After making the pledge in front of the Pope, the 15-year-old St John Fisher Catholic High School pupil was asked to stay on stage as one of just two people to move a candle, signifying the light of God.
She said: “It was an absolute honour to be chosen to go and meet the Pope. It was a great experience.
“There was a really good atmosphere and once the Pope turned up, it was quite unbelievable that I was part of it.
“Once on stage, I was just a couple of metres away from him and when I turned to bow to him, I was very nervous.
“I found out on the day that I had to stay on stage a bit longer to move the candle.
“I had his attention for that little moment and he was just smiling at me.”
Her proud father, Martin Titchmarsh (40), watched Gemma’s moment in the spotlight on his laptop in a street near King’s Cross train station.

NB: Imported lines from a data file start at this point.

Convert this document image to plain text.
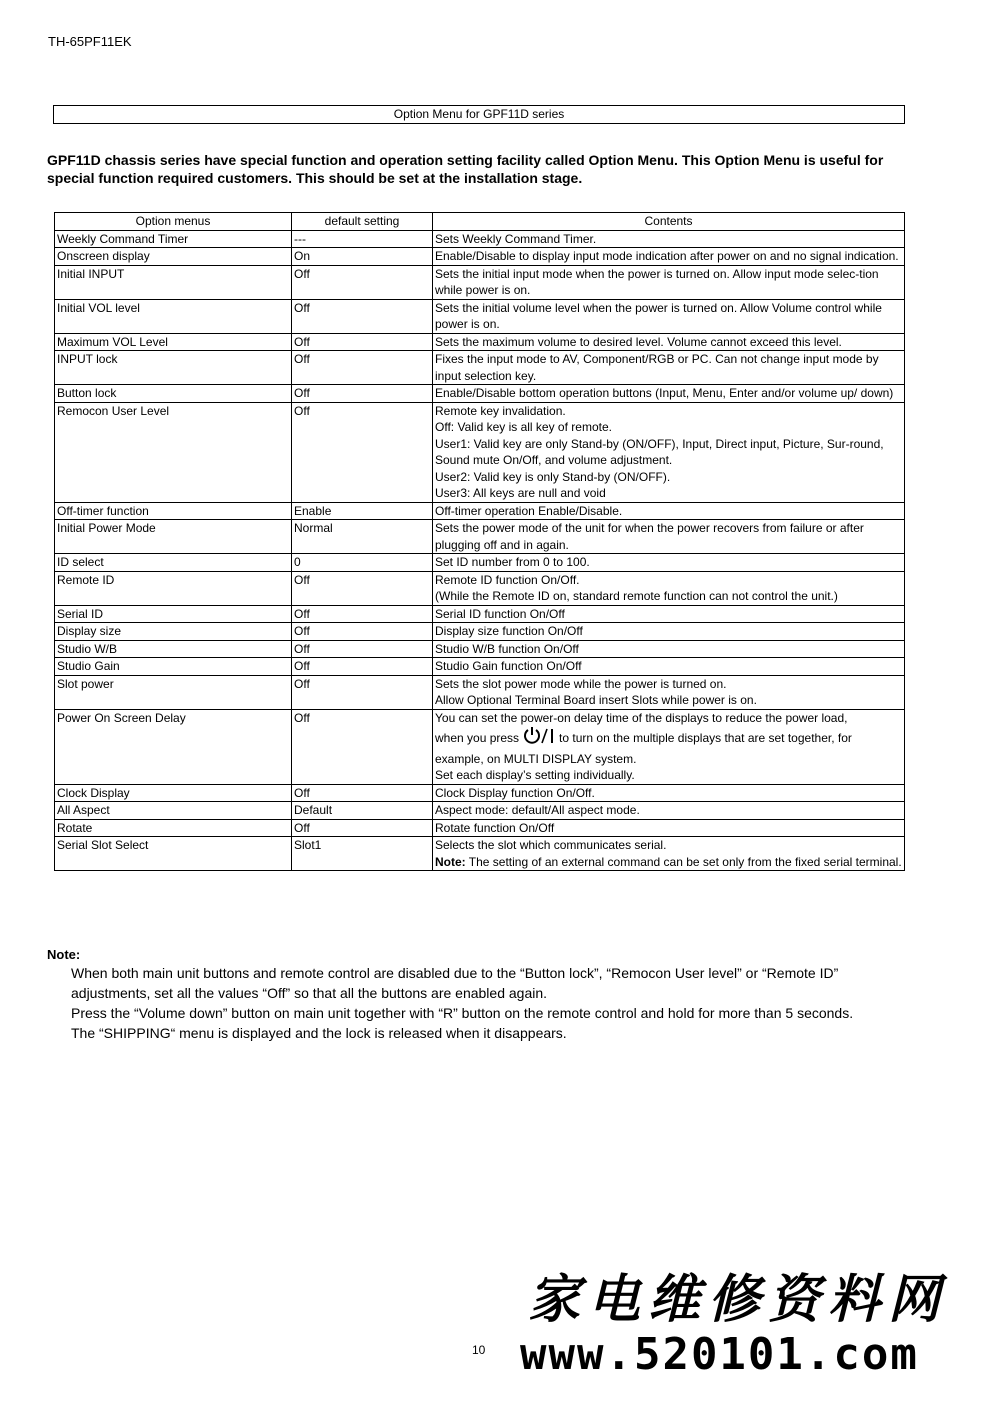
TH-65PF11EK
Option Menu for GPF11D series
GPF11D chassis series have special function and operation setting facility called Option Menu. This Option Menu is useful for special function required customers. This should be set at the installation stage.
Option menus	default setting	Contents
Weekly Command Timer	---	Sets Weekly Command Timer.

Onscreen display	On	Enable/Disable to display input mode indication after power on and no signal indication.

Initial INPUT	Off	Sets the initial input mode when the power is turned on. Allow input mode selec-tion while power is on.

Initial VOL level	Off	Sets the initial volume level when the power is turned on. Allow Volume control while power is on.

Maximum VOL Level	Off	Sets the maximum volume to desired level. Volume cannot exceed this level.

INPUT lock	Off	Fixes the input mode to AV, Component/RGB or PC. Can not change input mode by input selection key.

Button lock	Off	Enable/Disable bottom operation buttons (Input, Menu, Enter and/or volume up/ down)

Remocon User Level	Off	Remote key invalidation.
Off: Valid key is all key of remote.
User1: Valid key are only Stand-by (ON/OFF), Input, Direct input, Picture, Sur-round, Sound mute On/Off, and volume adjustment.
User2: Valid key is only Stand-by (ON/OFF).
User3: All keys are null and void

Off-timer function	Enable	Off-timer operation Enable/Disable.

Initial Power Mode	Normal	Sets the power mode of the unit for when the power recovers from failure or after plugging off and in again.

ID select	0	Set ID number from 0 to 100.

Remote ID	Off	Remote ID function On/Off.
(While the Remote ID on, standard remote function can not control the unit.)

Serial ID	Off	Serial ID function On/Off

Display size	Off	Display size function On/Off

Studio W/B	Off	Studio W/B function On/Off

Studio Gain	Off	Studio Gain function On/Off

Slot power	Off	Sets the slot power mode while the power is turned on.
Allow Optional Terminal Board insert Slots while power is on.

Power On Screen Delay	Off	You can set the power-on delay time of the displays to reduce the power load,
when you press to turn on the multiple displays that are set together, for example, on MULTI DISPLAY system.
Set each display’s setting individually.

Clock Display	Off	Clock Display function On/Off.

All Aspect	Default	Aspect mode: default/All aspect mode.

Rotate	Off	Rotate function On/Off

Serial Slot Select	Slot1	Selects the slot which communicates serial.
Note: The setting of an external command can be set only from the fixed serial terminal.
Note:

When both main unit buttons and remote control are disabled due to the “Button lock”, “Remocon User level” or “Remote ID” adjustments, set all the values “Off” so that all the buttons are enabled again.

Press the “Volume down” button on main unit together with “R” button on the remote control and hold for more than 5 seconds.

The “SHIPPING“ menu is displayed and the lock is released when it disappears.

10
家电维修资料网
www.520101.com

Martin had just got off a train from Peterborough and was on his way to pick her up when he saw the footage.
He said: “It was a very proud moment for me.
“I’m really pleased for her because she’s achieved a lot in her sport work, as shown by being selected by her school.”
Meanwhile, pupils at St John Fisher Catholic High School, in Park Lane, watched live TV footage of The Big Assembly which was streamed into classrooms so all pupils could witness the event.
Headmaster Sean Hayes said: “The students were really excited because they spotted Gemma meeting the Pope.”
Gemma’s brother Sean Titchmarsh (17) also attends the school but unfortunately missed the moment his younger sister met Pope Benedict XVI.
Fellow pupils were quick to announce to him what they had seen and he also received text messages from his dad and mum Joanna Titchmarsh (39).
Sean, Joanna and Gemma are all Catholics and have made trips to the Vatican in the past to be near the Holy Father, but their family’s most memorable encounter came much closer to home.
The 32 youngsters, all wearing yellow polo shirts, joined Pope Benedict XVI on stage to vow to “play with the right spirit, enjoy myself, give of my best, respect others, myself and the rules”.
They spent three days in London preparing and Gemma bonded with many of the other representatives, meeting new friends to share her memories.
The Big Assembly event saw Pope Benedict XVI launch the John Paul II Sport Foundation in memory of his sporty predecessor, to encourage excellence in sport.
Gemma will be able to keep the specially-commissioned shirt as a memory of the historic day.
She is expected to give a special school assembly next week to reveal all about her experiences.
Sean said: “The whole school is really supportive, and as a family we are so proud of her”.
Eight fellow pupils were also lucky enough to be in the audience, watching the pope address young British Catholics after their names were picked at random out of a hat.
Despite a very early start, with organisers insisting the pupils arrived in Twickenham before 6.30am, Mr Hayes said the pupils were delighted to be given such a privilege.
He added: “For the school to be involved is absolutely brilliant.”
The Big Assembly was run with the Catholic Education Service for England and Wales, and was a celebration of Catholic education in the UK.
Gemma was given the honour of meeting Pope Benedict XVI after St John Fisher Catholic High School was asked to nominate one pupil who had shown outstanding sporting ability and had success competing either locally or nationally.
Meanwhile, Peterborough MP Stewart Jackson was also in the privileged position of being close to the Pope yesterday.
Mr Jackson was four rows back at Westminster Hall among 700 other people – including former Prime Minister Tony Blair – as the Pope gave a keynote speech to the crowd.
He said: “It was a very thought provoking, interesting speech from the Pope about the importance of an ethical framework, underpinning politics.
“Overall, I think his reception was very warm.”